The Fashion District is in a colourful part of Johannesburg that has been specially earmarked for the development of the fashion industry. Situated in the inner city’s eastern quadrant, in an area traditionally associated with the garment sector, the district is made up of 26 blocks, bordered by Market, Kerk, Von Wielligh and End streets.
By formalising it as the Fashion District, hopes are that the area will become the hub of South Africa’s fashion industry where clothing is designed, manufactured and displayed. The development should also stimulate trading and facilitate cross-border trade and investment.
It is hoped, too, that it will generate public interest in locally manufactured garments and stimulate national and international tourism.
The Fashion District is a hive of activity for approximately 1 000 enterprises. The district provides services, directly and indirectly, to associated fashion industry operators such as suppliers and service providers, manufacturers, designers, distributors and merchandisers.
To demarcate and brand the area, metal banners in the shape of garment patterns have been erected to stamp the Fashion District’s identity.
It also has the Fashion Kapitol, a square that takes up most of a block in the heart of the district. The kapitol consists of 30 shops and boutiques, offices, studios, a restaurant, a small square, an outdoor ramp and an amphitheatre, and an arcade linking Pritchard and Market streets. The anchor tenant is fashion designer Clive Rundle.
The kapitol has three target markets: fashion-conscious suburban shoppers, downtown shoppers who work in the CBD, and tourists. Its African flavour will be a drawcard for tourists.
Public art, sponsored by the JDA, has been placed in the square. A beaded comb and a pair of beaded takkies mark the entrance to the kapitol, while a beaded sewing machine and a beaded satellite dish offset the square.
In the kapitol, priority will be given to Made in Jozi products. The recently formed Fashion District Institute manages the space.
New lighting and new paving links the Fashion District with the nearby High Court Precinct, running from Von Brandis Street, along President and Pritchard streets, and linking to Polly Street in the Fashion District. Trees have been planted in President and Pritchard streets.
The main objectives behind establishing the Fashion District are:
- To create a safe, secure, attractive and functional district;
- To afford access to social and economic activities; and
- To maximise economic growth.
The Fashion Districts spans 26 blocks – with End Street in the east, Von Wielligh Street in the west, Market Street in the south and Kerk Street in the north.
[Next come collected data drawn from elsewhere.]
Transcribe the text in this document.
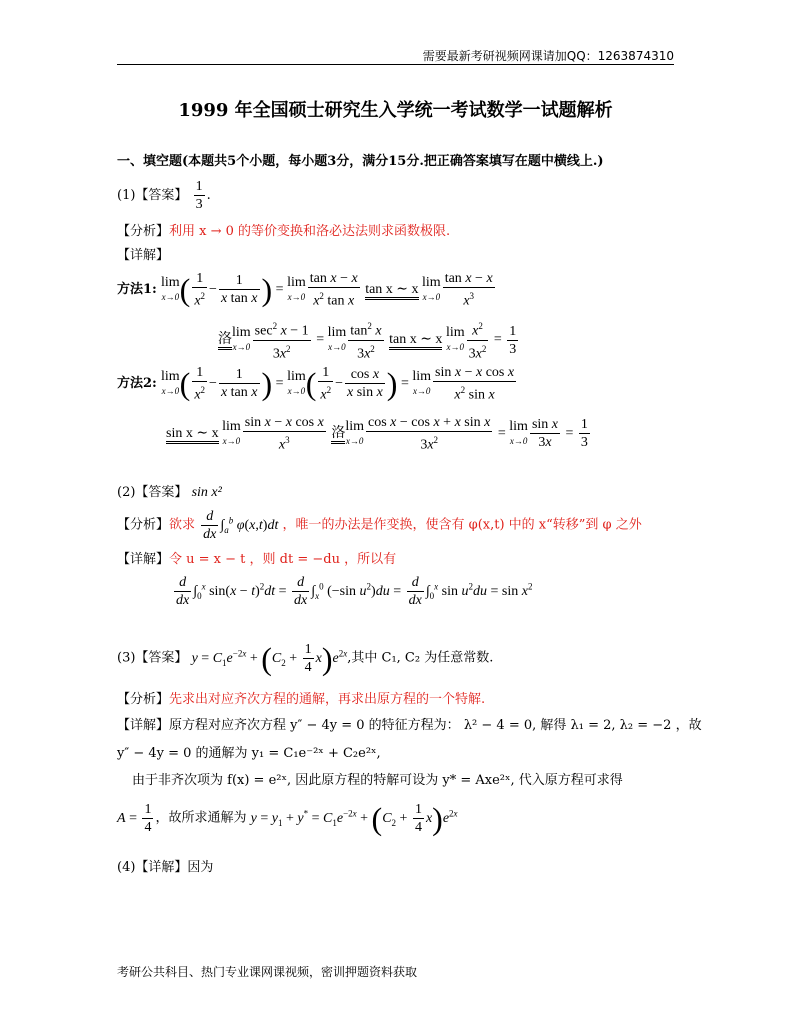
需要最新考研视频网课请加QQ：1263874310
1999 年全国硕士研究生入学统一考试数学一试题解析
一、填空题(本题共5个小题，每小题3分，满分15分.把正确答案填写在题中横线上.)
(1)【答案】 $\frac{1}{3}$ .
【分析】利用 x → 0 的等价变换和洛必达法则求函数极限.
【详解】
方法1: lim
x→0 ( $\frac{1}{x^2} - \frac{1}{\text{x tan x}}$ ) = lim
$x\to 0 \frac{\text{tan x − x}}{x^2 \tan x}$ tan x ∼ x lim
$x\to 0 \frac{\text{tan x − x}}{x^3}$
洛lim
$x\to 0 \frac{\sec^2 x - 1}{3x^2} = \lim$
$x\to 0 \frac{\tan^2 x}{3x^2}$ tan x ∼ x lim
$x\to 0 \frac{x^2}{3x^2} = \frac{1}{3}$
方法2: lim
x→0 ( $\frac{1}{x^2} - \frac{1}{\text{x tan x}}$ ) = lim
x→0 ( $\frac{1}{x^2} - \frac{\text{cos x}}{\text{x sin x}}$ ) = lim
$x\to 0 \frac{\text{sin x − x cos x}}{x^2 \sin x}$
sin x ∼ x lim
$x\to 0 \frac{\text{sin x − x cos x}}{x^3}$ 洛lim
$x\to 0 \frac{\text{cos x − cos x + x sin x}}{3x^2} = \lim$
$x\to 0 \frac{\text{sin x}}{3x} = \frac{1}{3}$
(2)【答案】 sin x²
【分析】欲求 $\frac{d}{dx} \int_a^b$ φ(x,t)dt ，唯一的办法是作变换，使含有 φ(x,t) 中的 x“转移”到 φ 之外
【详解】令 u = x − t ，则 dt = −du ，所以有
$\frac{d}{dx} \int_0^x$ $\sin(x - t)^2dt = \frac{d}{dx} \int_x^0$ (−sin $u^2)du = \frac{d}{dx} \int_0^x$ $\sin u^2du = \sin x^2$
(3)【答案】 $y = C_1e^{-2x} + (C_2 + \frac{1}{4} x)e^{2x}$,其中 C₁, C₂ 为任意常数.
【分析】先求出对应齐次方程的通解，再求出原方程的一个特解.
【详解】原方程对应齐次方程 y″ − 4y = 0 的特征方程为： λ² − 4 = 0, 解得 λ₁ = 2, λ₂ = −2 ，故
y″ − 4y = 0 的通解为 y₁ = C₁e⁻²ˣ + C₂e²ˣ,
由于非齐次项为 f(x) = e²ˣ, 因此原方程的特解可设为 y* = Axe²ˣ, 代入原方程可求得
$A = \frac{1}{4}$ ，故所求通解为 $y = y_1 + y^* = C_1e^{-2x} + (C_2 + \frac{1}{4} x)e^{2x}$
(4)【详解】因为
考研公共科目、热门专业课网课视频，密训押题资料获取
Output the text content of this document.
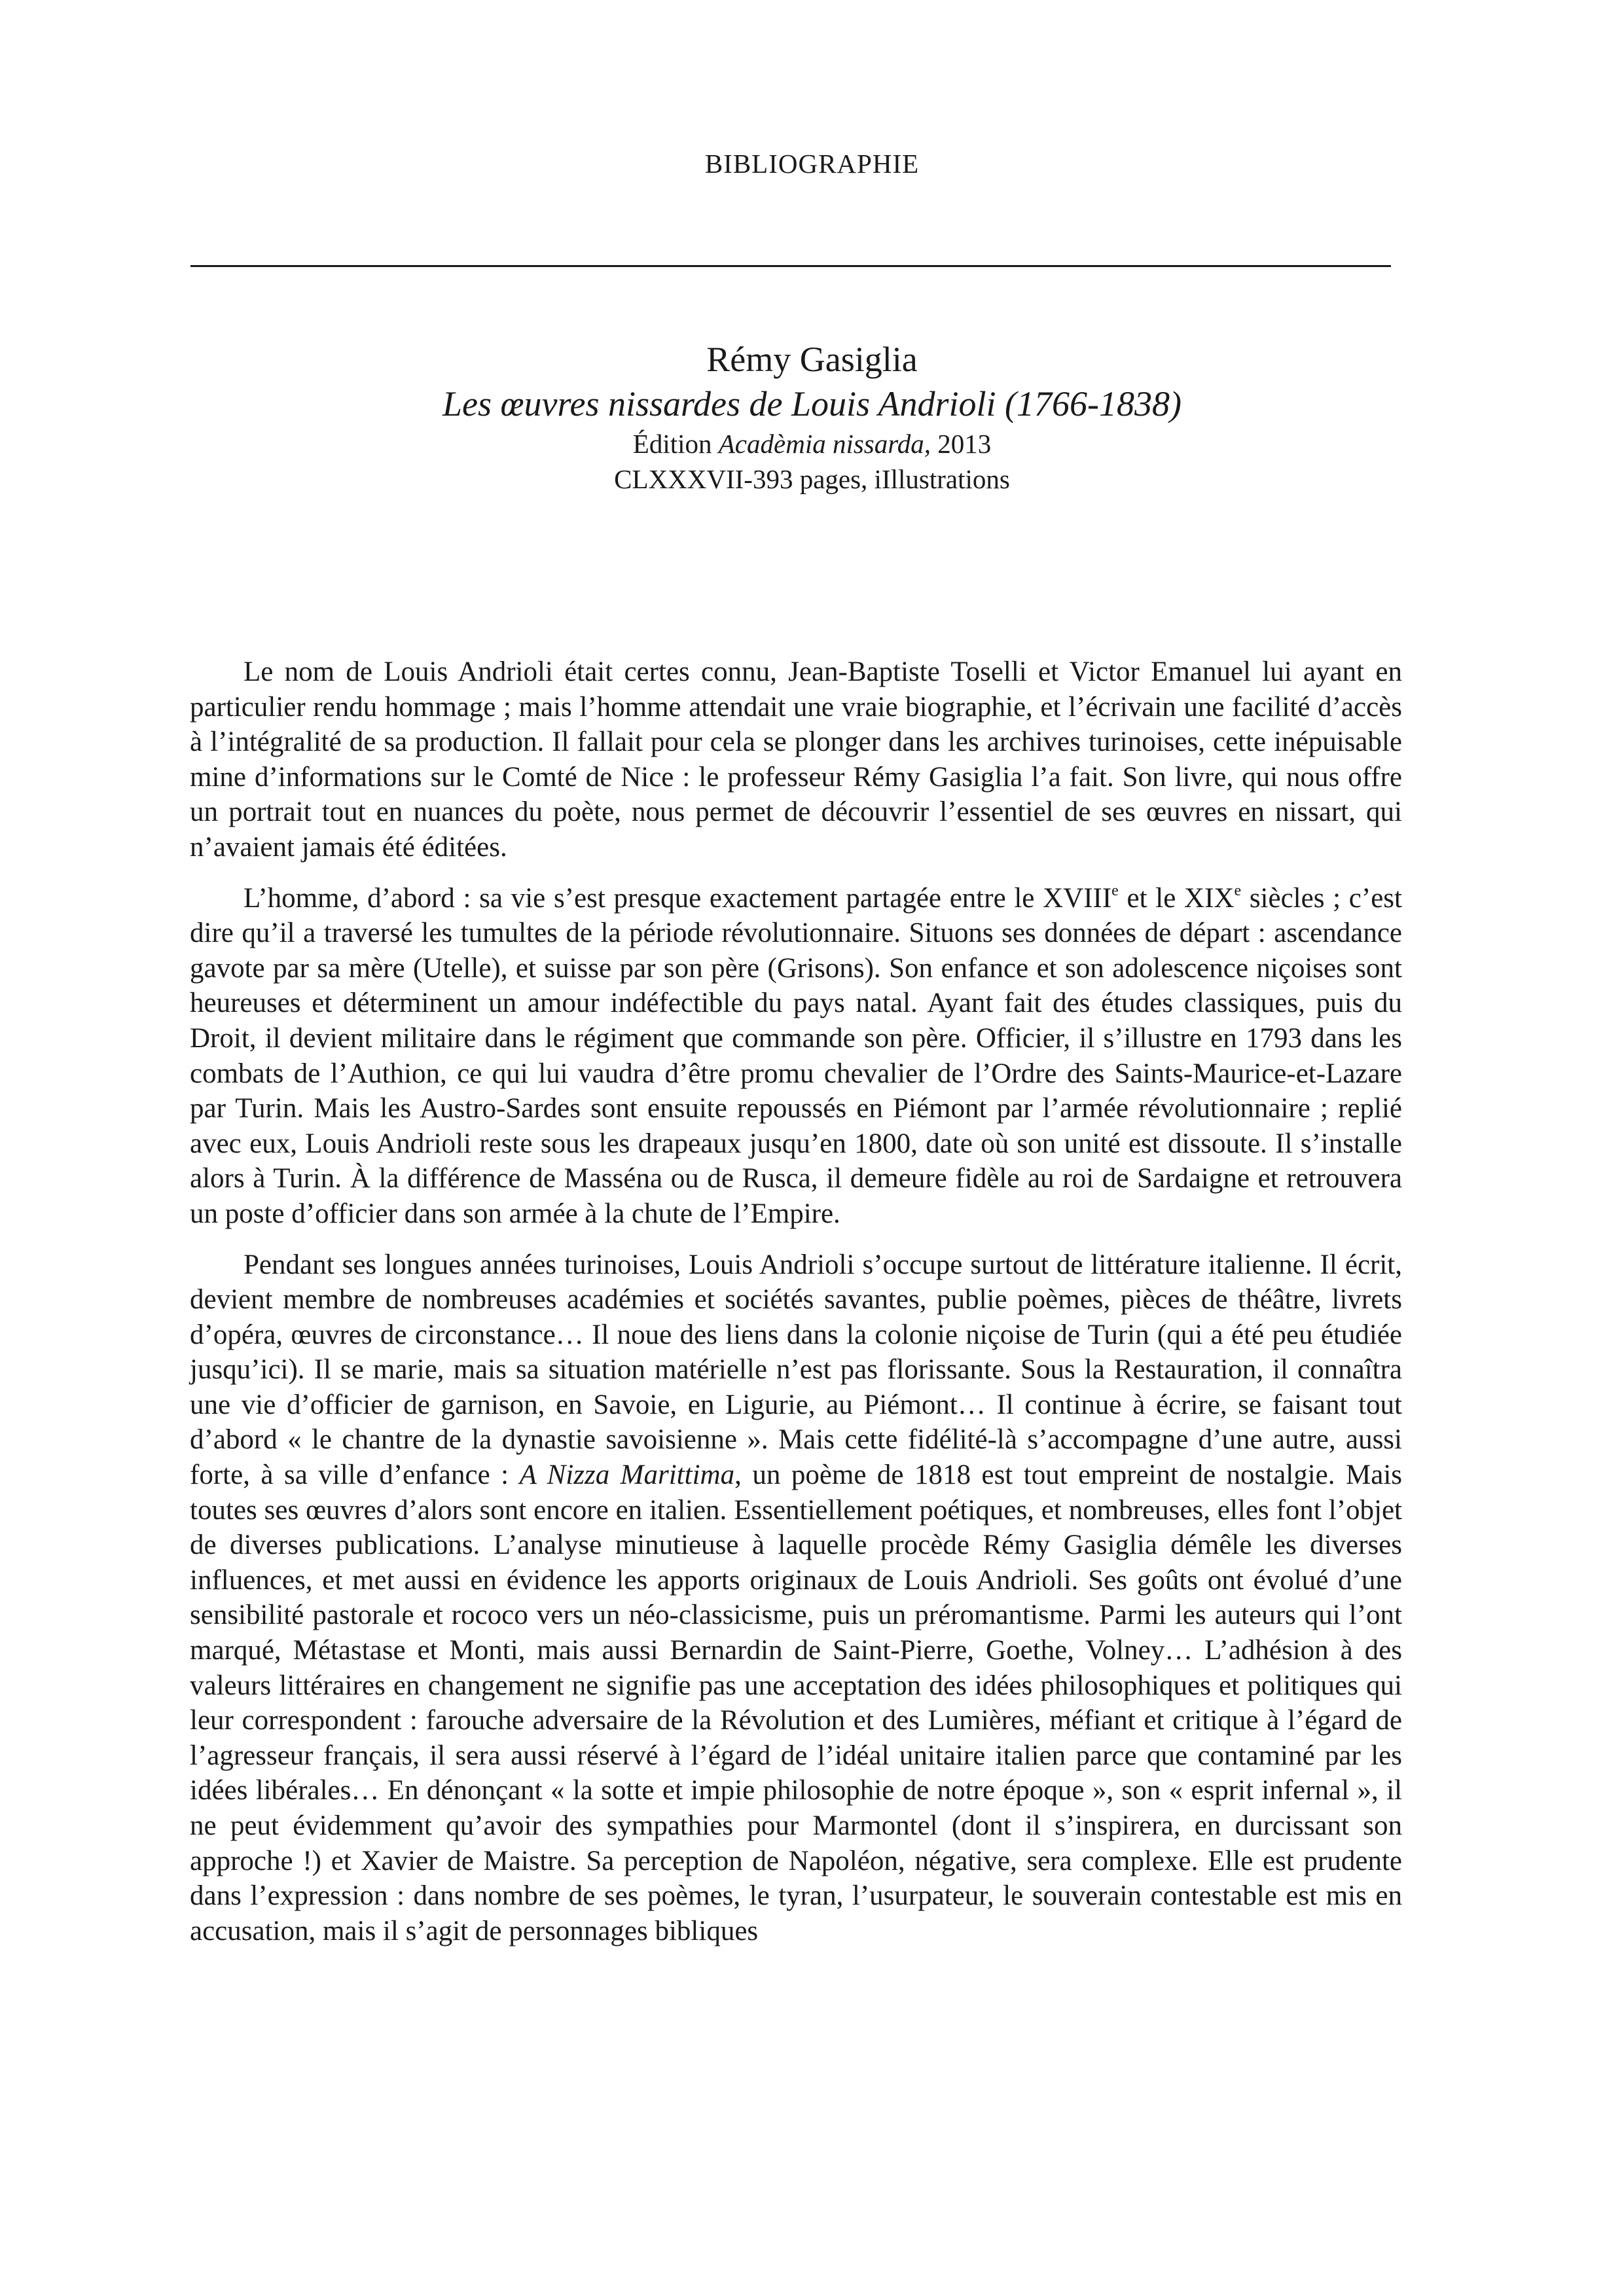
BIBLIOGRAPHIE
Rémy Gasiglia
Les œuvres nissardes de Louis Andrioli (1766-1838)
Édition Acadèmia nissarda, 2013
CLXXXVII-393 pages, iIllustrations

Le nom de Louis Andrioli était certes connu, Jean-Baptiste Toselli et Victor Emanuel lui ayant en particulier rendu hommage ; mais l’homme attendait une vraie biographie, et l’écrivain une facilité d’accès à l’intégralité de sa production. Il fallait pour cela se plonger dans les archives turinoises, cette inépuisable mine d’informations sur le Comté de Nice : le professeur Rémy Gasiglia l’a fait. Son livre, qui nous offre un portrait tout en nuances du poète, nous permet de découvrir l’essentiel de ses œuvres en nissart, qui n’avaient jamais été éditées.

L’homme, d’abord : sa vie s’est presque exactement partagée entre le XVIIIe et le XIXe siècles ; c’est dire qu’il a traversé les tumultes de la période révolutionnaire. Situons ses données de départ : ascendance gavote par sa mère (Utelle), et suisse par son père (Grisons). Son enfance et son adolescence niçoises sont heureuses et déterminent un amour indéfectible du pays natal. Ayant fait des études classiques, puis du Droit, il devient militaire dans le régiment que commande son père. Officier, il s’illustre en 1793 dans les combats de l’Authion, ce qui lui vaudra d’être promu chevalier de l’Ordre des Saints-Maurice-et-Lazare par Turin. Mais les Austro-Sardes sont ensuite repoussés en Piémont par l’armée révolutionnaire ; replié avec eux, Louis Andrioli reste sous les drapeaux jusqu’en 1800, date où son unité est dissoute. Il s’installe alors à Turin. À la différence de Masséna ou de Rusca, il demeure fidèle au roi de Sardaigne et retrouvera un poste d’officier dans son armée à la chute de l’Empire.

Pendant ses longues années turinoises, Louis Andrioli s’occupe surtout de littérature italienne. Il écrit, devient membre de nombreuses académies et sociétés savantes, publie poèmes, pièces de théâtre, livrets d’opéra, œuvres de circonstance… Il noue des liens dans la colonie niçoise de Turin (qui a été peu étudiée jusqu’ici). Il se marie, mais sa situation matérielle n’est pas florissante. Sous la Restauration, il connaîtra une vie d’officier de garnison, en Savoie, en Ligurie, au Piémont… Il continue à écrire, se faisant tout d’abord « le chantre de la dynastie savoisienne ». Mais cette fidélité-là s’accompagne d’une autre, aussi forte, à sa ville d’enfance : A Nizza Marittima, un poème de 1818 est tout empreint de nostalgie. Mais toutes ses œuvres d’alors sont encore en italien. Essentiellement poétiques, et nombreuses, elles font l’objet de diverses publications. L’analyse minutieuse à laquelle procède Rémy Gasiglia démêle les diverses influences, et met aussi en évidence les apports originaux de Louis Andrioli. Ses goûts ont évolué d’une sensibilité pastorale et rococo vers un néo-classicisme, puis un préromantisme. Parmi les auteurs qui l’ont marqué, Métastase et Monti, mais aussi Bernardin de Saint-Pierre, Goethe, Volney… L’adhésion à des valeurs littéraires en changement ne signifie pas une acceptation des idées philosophiques et politiques qui leur correspondent : farouche adversaire de la Révolution et des Lumières, méfiant et critique à l’égard de l’agresseur français, il sera aussi réservé à l’égard de l’idéal unitaire italien parce que contaminé par les idées libérales… En dénonçant « la sotte et impie philosophie de notre époque », son « esprit infernal », il ne peut évidemment qu’avoir des sympathies pour Marmontel (dont il s’inspirera, en durcissant son approche !) et Xavier de Maistre. Sa perception de Napoléon, négative, sera complexe. Elle est prudente dans l’expression : dans nombre de ses poèmes, le tyran, l’usurpateur, le souverain contestable est mis en accusation, mais il s’agit de personnages bibliques
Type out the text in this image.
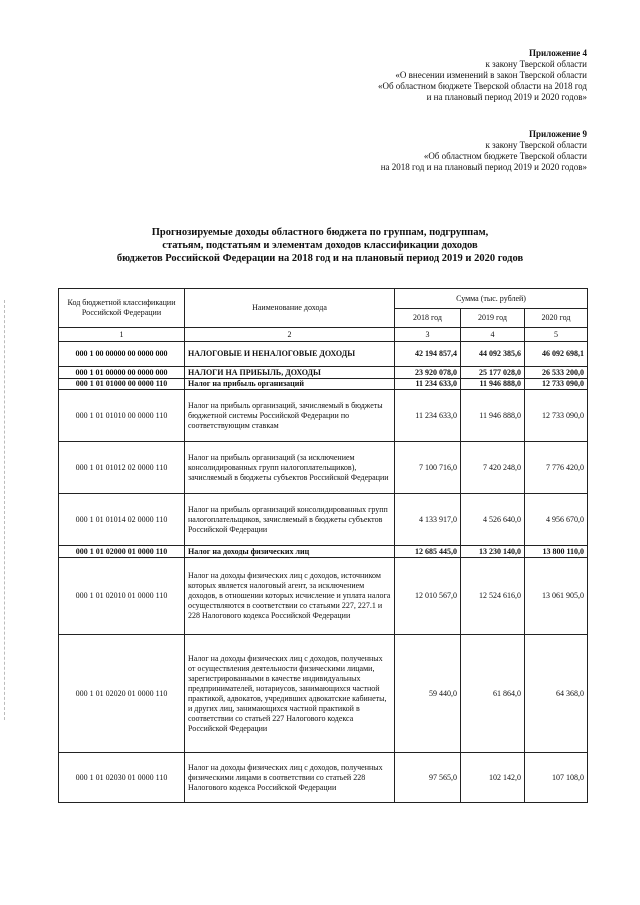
Приложение 4
к закону Тверской области
«О внесении изменений в закон Тверской области
«Об областном бюджете Тверской области на 2018 год
и на плановый период 2019 и 2020 годов»
Приложение 9
к закону Тверской области
«Об областном бюджете Тверской области
на 2018 год и на плановый период 2019 и 2020 годов»
Прогнозируемые доходы областного бюджета по группам, подгруппам,
статьям, подстатьям и элементам доходов классификации доходов
бюджетов Российской Федерации на 2018 год и на плановый период 2019 и 2020 годов
Код бюджетной классификации Российской Федерации	Наименование дохода	Сумма (тыс. рублей)		
		2018 год	2019 год	2020 год
1	2	3	4	5
000 1 00 00000 00 0000 000	НАЛОГОВЫЕ И НЕНАЛОГОВЫЕ ДОХОДЫ	42 194 857,4	44 092 385,6	46 092 698,1
000 1 01 00000 00 0000 000	НАЛОГИ НА ПРИБЫЛЬ, ДОХОДЫ	23 920 078,0	25 177 028,0	26 533 200,0
000 1 01 01000 00 0000 110	Налог на прибыль организаций	11 234 633,0	11 946 888,0	12 733 090,0
000 1 01 01010 00 0000 110	Налог на прибыль организаций, зачисляемый в бюджеты бюджетной системы Российской Федерации по соответствующим ставкам	11 234 633,0	11 946 888,0	12 733 090,0
000 1 01 01012 02 0000 110	Налог на прибыль организаций (за исключением консолидированных групп налогоплательщиков), зачисляемый в бюджеты субъектов Российской Федерации	7 100 716,0	7 420 248,0	7 776 420,0
000 1 01 01014 02 0000 110	Налог на прибыль организаций консолидированных групп налогоплательщиков, зачисляемый в бюджеты субъектов Российской Федерации	4 133 917,0	4 526 640,0	4 956 670,0
000 1 01 02000 01 0000 110	Налог на доходы физических лиц	12 685 445,0	13 230 140,0	13 800 110,0
000 1 01 02010 01 0000 110	Налог на доходы физических лиц с доходов, источником которых является налоговый агент, за исключением доходов, в отношении которых исчисление и уплата налога осуществляются в соответствии со статьями 227, 227.1 и 228 Налогового кодекса Российской Федерации	12 010 567,0	12 524 616,0	13 061 905,0
000 1 01 02020 01 0000 110	Налог на доходы физических лиц с доходов, полученных от осуществления деятельности физическими лицами, зарегистрированными в качестве индивидуальных предпринимателей, нотариусов, занимающихся частной практикой, адвокатов, учредивших адвокатские кабинеты, и других лиц, занимающихся частной практикой в соответствии со статьей 227 Налогового кодекса Российской Федерации	59 440,0	61 864,0	64 368,0
000 1 01 02030 01 0000 110	Налог на доходы физических лиц с доходов, полученных физическими лицами в соответствии со статьей 228 Налогового кодекса Российской Федерации	97 565,0	102 142,0	107 108,0
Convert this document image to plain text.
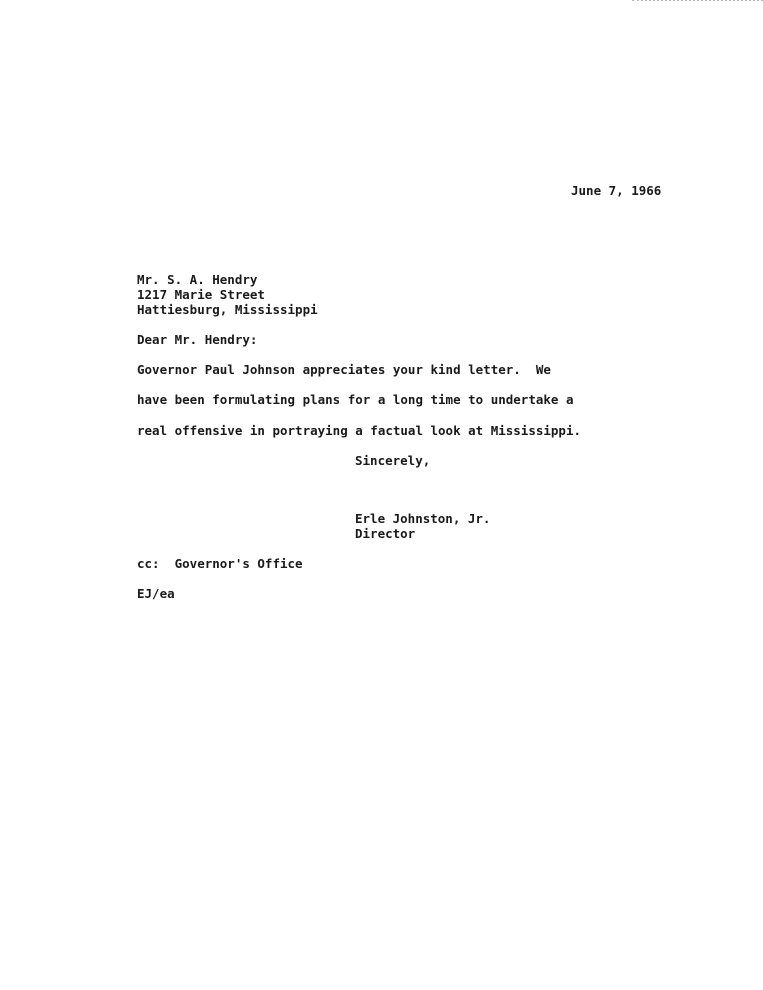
June 7, 1966
Mr. S. A. Hendry
1217 Marie Street
Hattiesburg, Mississippi
Dear Mr. Hendry:
Governor Paul Johnson appreciates your kind letter.  We
have been formulating plans for a long time to undertake a
real offensive in portraying a factual look at Mississippi.
Sincerely,
Erle Johnston, Jr.
Director
cc:  Governor's Office
EJ/ea
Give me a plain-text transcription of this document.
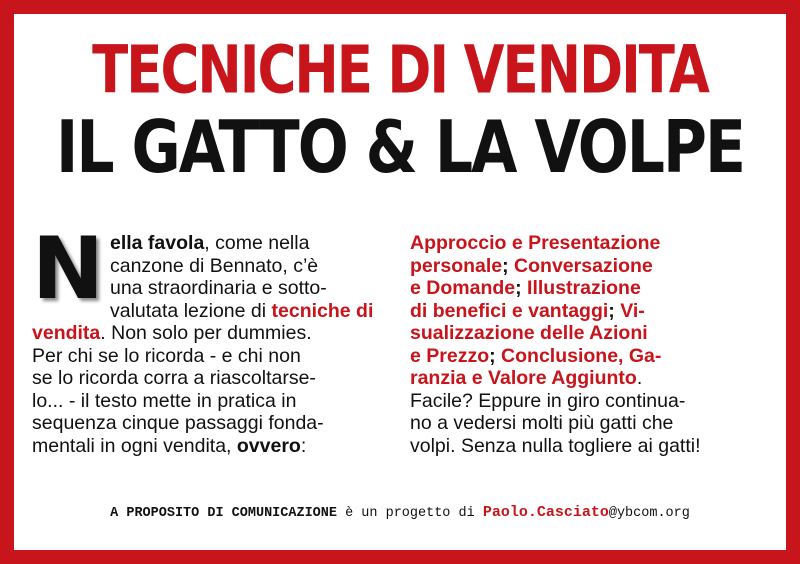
TECNICHE DI VENDITA
IL GATTO & LA VOLPE
N ella favola, come nella
canzone di Bennato, c’è
una straordinaria e sotto-
valutata lezione di tecniche di
vendita. Non solo per dummies.
Per chi se lo ricorda - e chi non
se lo ricorda corra a riascoltarse-
lo... - il testo mette in pratica in
sequenza cinque passaggi fonda-
mentali in ogni vendita, ovvero:
Approccio e Presentazione
personale; Conversazione
e Domande; Illustrazione
di benefici e vantaggi; Vi-
sualizzazione delle Azioni
e Prezzo; Conclusione, Ga-
ranzia e Valore Aggiunto.
Facile? Eppure in giro continua-
no a vedersi molti più gatti che
volpi. Senza nulla togliere ai gatti!
A PROPOSITO DI COMUNICAZIONE è un progetto di Paolo.Casciato@ybcom.org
The northern section of the district has several residential blocks, with newly converted residential blocks in the central district, making it 50 percent residential and 50 percent wholesale, retail and manufacturing.
There are about 1 000 small- and medium-sized enterprises clustered in this area. The Johannesburg Development Agency intends helping support existing medium-to-large garment manufacturing in the Fashion District as well as to encourage new industry in the area with the aim of attracting investment.
The development targets the growth of employment, of enterprises, and growth in investment. The Fashion District Institution provides sector support and manages the district.
It is anticipated the district will secure – through additional investment – the sustainability of existing enterprises, and the existing jobs within them, and ongoing skills development of practitioners in the area.
The objectives of development in this area are to:
- Develop fashion industry network clusters and associations;
- Provide enterprise support to existing and potential garment fashion industry enterprises;
- Design and implement a Garment Fashion Industry place marketing programme;
- Develop a Community Improvement District Precinct Plan; and
- Create a suitable institutional mechanism to strengthen industry linkages and activities.
To achieve a viable fashion district that is safe and secure, the JDA has embarked on City Improvement District (CID) plans that aim to promote good urban management. This will be achieved through upgrading of the public environment and the entire infrastructure of the area, including roads and telecommunications and the refurbishment of surrounding old buildings.
To achieve a viable fashion district that is safe and secure, the JDA has begun making plans for a city improvement district (CID) that aims to promote good urban management. This will be achieved through upgrading the public environment and the entire infrastructure of the area, including roads and telecommunications, and the refurbishment of surrounding old buildings.
The upgrade will involve the introduction of urban amenities, and prioritising pedestrian use of the area.
Another unique feature of the district is the gateways in the form of garment patterns, which give it a particular character.
There is a concentration of art deco buildings. Once these are restored they will highlight Johannesburg’s architectural heritage and help to affirm its position as one of the world’s most impressive art deco capitals.